Even with single people in cars you can move wayyyy more than 100 people per hour in the top left.
Assume 25 mph speed and 30 feet between cars, each car crosses 30 feet in about a second. 3600 seconds in an hour, times 2 for both directions and you have 7200 people that can move on that little road.
Now add additional passengers…buses…it can move a decent amount more. There’s lots of reasons cars suck but let’s not make up math to prove the point.
It’s not saying that the top row can support at most 100 people.
Just that if you have 100 people per hour, you need something like what’s in the picture. The train tracks aren’t being fully utilized in the top pic, either.
As an aside, you’re forgetting that cars are ~15 feet long on average.
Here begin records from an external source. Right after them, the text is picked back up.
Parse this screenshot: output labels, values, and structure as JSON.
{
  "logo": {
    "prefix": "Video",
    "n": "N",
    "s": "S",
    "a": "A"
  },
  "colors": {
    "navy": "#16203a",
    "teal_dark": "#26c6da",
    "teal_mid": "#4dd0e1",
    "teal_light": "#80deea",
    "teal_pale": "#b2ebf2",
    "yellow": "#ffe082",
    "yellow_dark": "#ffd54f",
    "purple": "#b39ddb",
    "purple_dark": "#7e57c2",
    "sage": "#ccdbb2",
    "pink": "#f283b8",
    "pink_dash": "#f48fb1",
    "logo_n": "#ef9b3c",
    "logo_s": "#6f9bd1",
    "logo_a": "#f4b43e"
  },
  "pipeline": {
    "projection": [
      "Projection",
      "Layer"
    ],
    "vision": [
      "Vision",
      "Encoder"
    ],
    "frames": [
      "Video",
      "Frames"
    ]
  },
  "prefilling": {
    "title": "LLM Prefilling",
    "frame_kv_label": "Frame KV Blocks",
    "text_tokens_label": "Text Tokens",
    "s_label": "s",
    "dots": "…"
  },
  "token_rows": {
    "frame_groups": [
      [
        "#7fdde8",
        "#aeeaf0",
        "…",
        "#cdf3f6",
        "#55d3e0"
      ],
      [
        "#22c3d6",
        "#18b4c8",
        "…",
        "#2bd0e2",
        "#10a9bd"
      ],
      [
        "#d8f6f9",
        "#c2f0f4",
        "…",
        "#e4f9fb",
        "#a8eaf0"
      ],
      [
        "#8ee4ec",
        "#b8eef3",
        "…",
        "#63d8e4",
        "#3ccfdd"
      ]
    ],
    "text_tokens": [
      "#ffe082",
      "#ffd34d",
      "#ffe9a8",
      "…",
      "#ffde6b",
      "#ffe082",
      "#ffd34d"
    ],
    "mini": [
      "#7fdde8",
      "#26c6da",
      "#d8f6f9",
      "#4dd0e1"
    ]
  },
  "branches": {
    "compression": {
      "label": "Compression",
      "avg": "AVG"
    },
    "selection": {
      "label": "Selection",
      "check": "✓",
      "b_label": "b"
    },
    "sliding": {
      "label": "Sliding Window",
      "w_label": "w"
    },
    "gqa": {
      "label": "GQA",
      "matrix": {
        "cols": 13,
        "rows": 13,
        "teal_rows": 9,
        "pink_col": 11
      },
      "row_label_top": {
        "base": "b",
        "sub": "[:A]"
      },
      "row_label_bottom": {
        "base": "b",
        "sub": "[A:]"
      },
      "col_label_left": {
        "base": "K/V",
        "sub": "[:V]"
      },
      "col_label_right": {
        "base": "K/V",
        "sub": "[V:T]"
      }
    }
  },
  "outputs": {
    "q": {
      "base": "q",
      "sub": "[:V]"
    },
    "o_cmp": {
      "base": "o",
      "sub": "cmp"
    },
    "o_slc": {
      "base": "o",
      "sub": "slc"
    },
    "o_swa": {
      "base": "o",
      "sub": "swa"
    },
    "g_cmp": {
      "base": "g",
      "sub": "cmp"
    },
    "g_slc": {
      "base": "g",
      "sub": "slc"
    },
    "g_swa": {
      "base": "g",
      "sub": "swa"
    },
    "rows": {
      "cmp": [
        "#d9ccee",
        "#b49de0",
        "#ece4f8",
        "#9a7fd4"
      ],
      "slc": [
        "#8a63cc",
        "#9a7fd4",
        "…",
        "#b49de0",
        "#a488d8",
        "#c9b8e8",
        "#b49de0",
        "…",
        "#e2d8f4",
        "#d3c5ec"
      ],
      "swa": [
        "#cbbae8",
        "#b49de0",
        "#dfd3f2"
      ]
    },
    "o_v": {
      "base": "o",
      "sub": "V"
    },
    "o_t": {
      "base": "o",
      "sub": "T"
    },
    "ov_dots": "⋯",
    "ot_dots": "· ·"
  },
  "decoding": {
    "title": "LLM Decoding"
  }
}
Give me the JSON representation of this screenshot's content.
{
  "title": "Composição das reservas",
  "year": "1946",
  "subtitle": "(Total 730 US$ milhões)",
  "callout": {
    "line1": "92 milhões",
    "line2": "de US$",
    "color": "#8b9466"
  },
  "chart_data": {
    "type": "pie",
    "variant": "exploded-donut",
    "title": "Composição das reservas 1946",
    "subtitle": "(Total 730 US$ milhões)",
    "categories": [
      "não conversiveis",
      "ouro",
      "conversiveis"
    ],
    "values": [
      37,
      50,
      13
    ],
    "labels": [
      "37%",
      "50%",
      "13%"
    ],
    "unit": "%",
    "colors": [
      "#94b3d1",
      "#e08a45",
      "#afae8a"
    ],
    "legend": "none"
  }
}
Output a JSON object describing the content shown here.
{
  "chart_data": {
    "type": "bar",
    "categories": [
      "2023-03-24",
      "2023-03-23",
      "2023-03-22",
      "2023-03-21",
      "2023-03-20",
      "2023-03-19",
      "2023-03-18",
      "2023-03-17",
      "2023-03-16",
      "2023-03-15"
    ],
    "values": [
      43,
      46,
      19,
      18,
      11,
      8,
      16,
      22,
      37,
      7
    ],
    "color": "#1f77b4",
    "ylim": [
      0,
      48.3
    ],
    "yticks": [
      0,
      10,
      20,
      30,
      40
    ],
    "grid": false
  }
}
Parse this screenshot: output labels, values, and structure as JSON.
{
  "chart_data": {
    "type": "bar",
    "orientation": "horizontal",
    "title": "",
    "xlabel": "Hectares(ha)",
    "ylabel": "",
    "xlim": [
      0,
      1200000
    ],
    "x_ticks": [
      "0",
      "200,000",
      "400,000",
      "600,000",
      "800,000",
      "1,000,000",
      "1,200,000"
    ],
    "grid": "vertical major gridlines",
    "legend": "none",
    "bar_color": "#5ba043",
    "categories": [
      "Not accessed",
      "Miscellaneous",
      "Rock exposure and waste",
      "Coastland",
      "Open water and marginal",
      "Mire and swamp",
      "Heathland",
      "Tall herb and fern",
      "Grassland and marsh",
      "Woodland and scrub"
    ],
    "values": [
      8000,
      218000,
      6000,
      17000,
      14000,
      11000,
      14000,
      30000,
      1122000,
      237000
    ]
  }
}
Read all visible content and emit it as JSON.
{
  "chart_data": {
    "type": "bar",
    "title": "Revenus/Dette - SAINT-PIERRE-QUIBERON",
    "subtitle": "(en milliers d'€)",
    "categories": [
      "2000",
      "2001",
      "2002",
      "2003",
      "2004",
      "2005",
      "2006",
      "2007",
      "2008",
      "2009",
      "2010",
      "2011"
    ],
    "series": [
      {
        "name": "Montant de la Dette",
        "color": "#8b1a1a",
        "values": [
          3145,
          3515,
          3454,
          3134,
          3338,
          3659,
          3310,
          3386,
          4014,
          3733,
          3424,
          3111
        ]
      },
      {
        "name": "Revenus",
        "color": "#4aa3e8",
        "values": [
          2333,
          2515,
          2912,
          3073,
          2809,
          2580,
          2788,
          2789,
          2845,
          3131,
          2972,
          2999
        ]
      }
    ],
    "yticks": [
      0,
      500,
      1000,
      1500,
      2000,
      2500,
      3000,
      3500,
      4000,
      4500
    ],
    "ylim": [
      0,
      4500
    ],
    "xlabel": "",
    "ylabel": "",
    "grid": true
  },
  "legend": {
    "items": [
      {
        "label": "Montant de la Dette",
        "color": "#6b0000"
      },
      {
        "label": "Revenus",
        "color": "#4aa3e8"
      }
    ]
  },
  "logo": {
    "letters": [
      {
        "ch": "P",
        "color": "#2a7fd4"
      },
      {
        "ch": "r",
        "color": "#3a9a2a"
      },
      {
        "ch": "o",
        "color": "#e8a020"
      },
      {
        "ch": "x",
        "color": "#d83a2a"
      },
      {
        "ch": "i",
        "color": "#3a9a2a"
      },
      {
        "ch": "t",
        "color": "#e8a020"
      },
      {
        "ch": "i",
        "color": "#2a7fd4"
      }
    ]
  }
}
So you’ve got an hour of traffic with consistently 1 car following distance, which is fairly unrealistic. Real world capacy of a lane is closer to 2k people per hour, or 4k both directions.
As always, the problem with commuter trains is the last mile. If you work in the city, there is probably some form of bus or subway, but if you work in an unwalkable suburb, you’ll need an Uber for that last mile which cuts into the benefit.
surely you can bike 2 miles in the burbs? One of the upsides of suburbs being so painfully sprawly is that barely anyone lives there, so you shouldn’t have a tremendous amount of traffic on those 2 miles to the train station.
And even if you’d fear for your life biking there now, it’s not like you need to build bike paths along every little residential street to fix it, start with the largest most high-traffic roads and build your way down until people feel safe biking to the train station.
Sure, but then you have to carry your bike with you on the train. There is no workable solution to suburbia that doesn’t involve cars because it was designed and built around them. Unfortunately, they’re now home to tens of millions of people, and any quick solution would most likely end up hurting a lot of them.
Actually, you can leave a bike at the bike garage near the station or rent one on a monthly basis. That’s what they do in Japan.
does not work in the US. bike theft is too easy.
just park the bike???
y’all keep inventing problems that don’t exist.
You’re making the right point, BUT pretty much every train service provider would add more parallel tracks if they increase the number of trains to a certain point, because they start getting in the way of each other
It’s so disappointing to see all this construction finally happening in your town and then there’s just two tracks without even space for more. No express service, the train takes just as long as the freeway, even in rush hour, or longer if you have to transfer.